Sometimes you need to create some users. Sometimes you need to fill up specific tables, which your test suite will use, and in some cases, you do want to do that because otherwise, you wouldn’t be able to run your tests because you might be getting in a situation where once you run your tests, you cannot reuse the same data. So you will need to generate new data. It might be steps in the UI. It might be some API call to the backend to generate and set up all the data you need for your tests. But the point is you’ll be able to set it up and get the data of it. You need to set it up into variables and then use those variables in any of the tests to be able to refer to things you have just created. That is it. Just very straightforward. And I’m open to questions.

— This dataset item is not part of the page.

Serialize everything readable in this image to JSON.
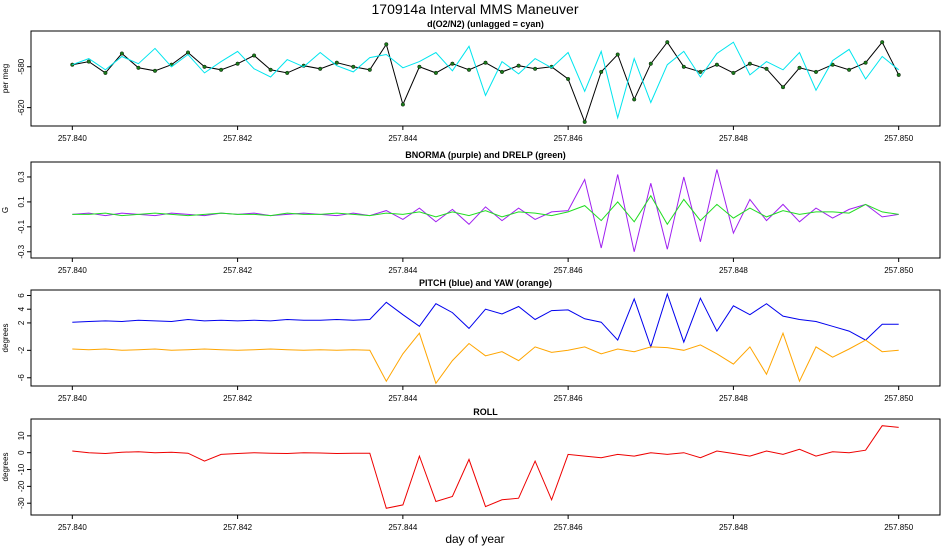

Connie Lund: Do you have any questions about using labels to organize or create reports? For us, the second topic was passing parameters by hooks before the test suite. So anybody have any questions? We can also open your microphone. It’s just a few people, only a few people here. Here’s a question. Are there any plans to make a folder structure for the tests case Organization, so maybe a folder for the labels.
Artem Golubev: So labels are a more versatile and convenient way to manage the test. The problem with folder structure is whether a test simultaneously belongs to multiple folders. It just makes it impossible to find it. For example, if one person puts the test in one folder, but you are from your perspective, it should be another you trying to find it in another folder, and you could not find it. So we decided to go for labels at this time, but we are considering releasing a folder structure that probably will come at some point in addition to the labels. Are we just trying to understand the best way to deal with it?